You want to build a real-time DEX analytics dashboard by streaming trade data across multiple Solana DEX protocols (Raydium, Orca, Meteora, PumpFun, and others) into ClickHouse. The `dex_trades` entity aggregates trades from all supported protocols into a single, unified schema.

## Pipeline Configuration

<Steps>
  <Step title="Create a new pipeline">
    In the [GoldRush Platform](https://goldrush.dev/platform/), navigate to **Manage Pipelines** and click **Create Pipeline**. Name it `dex-analytics`.
  </Step>

  <Step title="Configure the ClickHouse destination">
    Select **ClickHouse** as the destination type:

    ```yaml theme={null}
    destination:
      type: "clickhouse"
      url: "clickhouse://your-host:8123/dex_data"
      user: "${CH_USER}"
      password: "${CH_PASSWORD}"
      batch_size: 10000
      flush_interval_ms: 3000
    ```
  </Step>

  <Step title="Select your source">
    Choose **Solana** as the chain and **Swaps** as the data type. This streams every decoded DEX trade across all supported Solana protocols.
  </Step>

  <Step title="Add a SQL transform (optional)">
    Filter out dust trades and select the most useful columns:

    ```yaml theme={null}
    transforms:
      swaps: >
        SELECT block_slot, block_date, tx_id, pool_address, base_mint, quote_mint,
               base_amount, quote_amount, price_usd, volume_usd, protocol_name,
               trader, txn_fee_lamports
        FROM swaps
        WHERE volume_usd > 10
    ```
  </Step>

  <Step title="Deploy">
    Review and deploy. DEX trades begin streaming to ClickHouse.
  </Step>
</Steps>

## Verify Data

```sql theme={null}
SELECT protocol_name, count(*) AS trades, sum(volume_usd) AS total_volume
FROM dex_analytics.sol_dex_trades
WHERE block_date = today()
GROUP BY protocol_name
ORDER BY total_volume DESC;
```

## Sample Dashboard Queries

**Volume by protocol over the last 24 hours:**

```sql theme={null}
SELECT protocol_name,
       count(*) AS trade_count,
       sum(volume_usd) AS volume_usd,
       avg(volume_usd) AS avg_trade_size
FROM dex_analytics.sol_dex_trades
WHERE block_date >= toString(today() - 1)
GROUP BY protocol_name
ORDER BY volume_usd DESC;
```

**Top pools by volume:**

```sql theme={null}
SELECT pool_address, base_mint, quote_mint, protocol_name,
       count(*) AS trades,
       sum(volume_usd) AS volume_usd
FROM dex_analytics.sol_dex_trades
WHERE block_date = today()
GROUP BY pool_address, base_mint, quote_mint, protocol_name
ORDER BY volume_usd DESC
LIMIT 20;
```

**OHLCV aggregation for a token (5-minute candles):**

```sql theme={null}
SELECT toStartOfFiveMinutes(parseDateTimeBestEffort(block_date)) AS candle_time,
       min(price_usd) AS low,
       max(price_usd) AS high,
       argMin(price_usd, block_slot) AS open,
       argMax(price_usd, block_slot) AS close,
       sum(volume_usd) AS volume
FROM dex_analytics.sol_dex_trades
WHERE base_mint = 'your-token-mint'
  AND block_date >= toString(today())
GROUP BY candle_time
ORDER BY candle_time;
```

**Most active traders:**

```sql theme={null}
SELECT trader,
       count(*) AS trade_count,
       sum(volume_usd) AS total_volume,
       countDistinct(base_mint) AS unique_tokens
FROM dex_analytics.sol_dex_trades
WHERE block_date = today()
GROUP BY trader
ORDER BY total_volume DESC
LIMIT 20;
```

## Production Tips

* **Flush interval**: A 3-second flush interval keeps dashboard data fresh.
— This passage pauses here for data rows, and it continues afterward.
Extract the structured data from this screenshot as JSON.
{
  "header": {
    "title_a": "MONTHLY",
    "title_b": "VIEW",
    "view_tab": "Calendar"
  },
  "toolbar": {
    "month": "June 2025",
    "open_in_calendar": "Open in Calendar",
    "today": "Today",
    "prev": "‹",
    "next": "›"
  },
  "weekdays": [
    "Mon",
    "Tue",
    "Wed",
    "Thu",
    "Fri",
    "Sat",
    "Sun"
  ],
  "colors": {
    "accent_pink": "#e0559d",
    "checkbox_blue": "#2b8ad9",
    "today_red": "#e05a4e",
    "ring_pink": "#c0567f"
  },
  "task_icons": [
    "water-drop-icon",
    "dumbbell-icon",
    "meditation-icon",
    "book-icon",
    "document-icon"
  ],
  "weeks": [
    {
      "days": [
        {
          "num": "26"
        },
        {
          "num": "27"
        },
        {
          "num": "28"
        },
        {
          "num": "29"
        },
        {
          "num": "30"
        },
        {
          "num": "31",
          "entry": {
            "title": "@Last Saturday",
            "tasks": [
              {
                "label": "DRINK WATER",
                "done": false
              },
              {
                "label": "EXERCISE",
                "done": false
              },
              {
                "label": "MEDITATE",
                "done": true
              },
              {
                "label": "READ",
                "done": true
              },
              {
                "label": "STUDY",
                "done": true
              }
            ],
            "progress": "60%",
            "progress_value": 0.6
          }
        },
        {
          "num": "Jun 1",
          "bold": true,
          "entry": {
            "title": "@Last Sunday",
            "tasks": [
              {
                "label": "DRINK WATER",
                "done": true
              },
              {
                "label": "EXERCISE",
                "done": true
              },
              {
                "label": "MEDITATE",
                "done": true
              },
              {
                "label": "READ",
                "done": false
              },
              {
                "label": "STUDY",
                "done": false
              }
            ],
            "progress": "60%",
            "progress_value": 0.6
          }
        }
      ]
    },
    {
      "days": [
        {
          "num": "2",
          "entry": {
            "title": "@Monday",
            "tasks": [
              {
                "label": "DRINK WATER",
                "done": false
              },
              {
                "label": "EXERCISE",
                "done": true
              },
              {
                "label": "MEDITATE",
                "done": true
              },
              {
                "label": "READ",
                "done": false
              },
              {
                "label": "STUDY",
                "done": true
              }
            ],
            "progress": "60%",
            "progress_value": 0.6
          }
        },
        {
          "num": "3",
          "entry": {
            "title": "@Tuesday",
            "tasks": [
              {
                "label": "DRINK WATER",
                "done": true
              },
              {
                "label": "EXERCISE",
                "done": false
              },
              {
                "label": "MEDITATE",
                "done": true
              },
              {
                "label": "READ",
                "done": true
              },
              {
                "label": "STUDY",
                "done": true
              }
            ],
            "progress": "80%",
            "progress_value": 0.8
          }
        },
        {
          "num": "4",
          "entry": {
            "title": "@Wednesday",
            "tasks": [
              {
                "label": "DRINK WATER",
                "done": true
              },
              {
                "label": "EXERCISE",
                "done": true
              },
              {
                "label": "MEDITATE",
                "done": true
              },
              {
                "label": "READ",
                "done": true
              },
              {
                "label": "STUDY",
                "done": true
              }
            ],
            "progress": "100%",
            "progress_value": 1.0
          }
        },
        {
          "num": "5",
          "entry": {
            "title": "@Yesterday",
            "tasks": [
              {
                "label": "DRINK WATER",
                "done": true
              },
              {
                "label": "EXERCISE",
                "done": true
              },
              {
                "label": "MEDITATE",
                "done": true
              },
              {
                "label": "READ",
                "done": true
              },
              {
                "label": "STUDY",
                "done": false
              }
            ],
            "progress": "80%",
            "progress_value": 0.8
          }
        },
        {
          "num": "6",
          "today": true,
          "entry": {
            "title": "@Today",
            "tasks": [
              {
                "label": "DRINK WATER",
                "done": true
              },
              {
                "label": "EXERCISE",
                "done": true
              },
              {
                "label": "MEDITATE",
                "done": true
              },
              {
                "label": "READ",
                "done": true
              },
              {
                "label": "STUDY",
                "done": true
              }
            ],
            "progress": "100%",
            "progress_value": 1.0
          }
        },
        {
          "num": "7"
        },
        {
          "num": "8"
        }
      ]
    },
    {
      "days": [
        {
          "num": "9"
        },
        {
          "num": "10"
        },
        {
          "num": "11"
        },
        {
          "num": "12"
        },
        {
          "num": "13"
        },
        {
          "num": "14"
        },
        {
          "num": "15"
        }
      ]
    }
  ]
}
Increase to 5-10 seconds if write throughput becomes a bottleneck.
* **volume\_usd > 10 filter**: Removes dust trades that add noise to analytics. Adjust the threshold based on your use case.
* **Protocol coverage**: The `sol_dex_trades` entity aggregates trades from all supported Solana protocols. The `protocol_name` column identifies the source (Raydium, Orca, Meteora, etc.).
* **Materialized views**: For high-frequency dashboard queries, consider ClickHouse materialized views to pre-aggregate data by time bucket and protocol.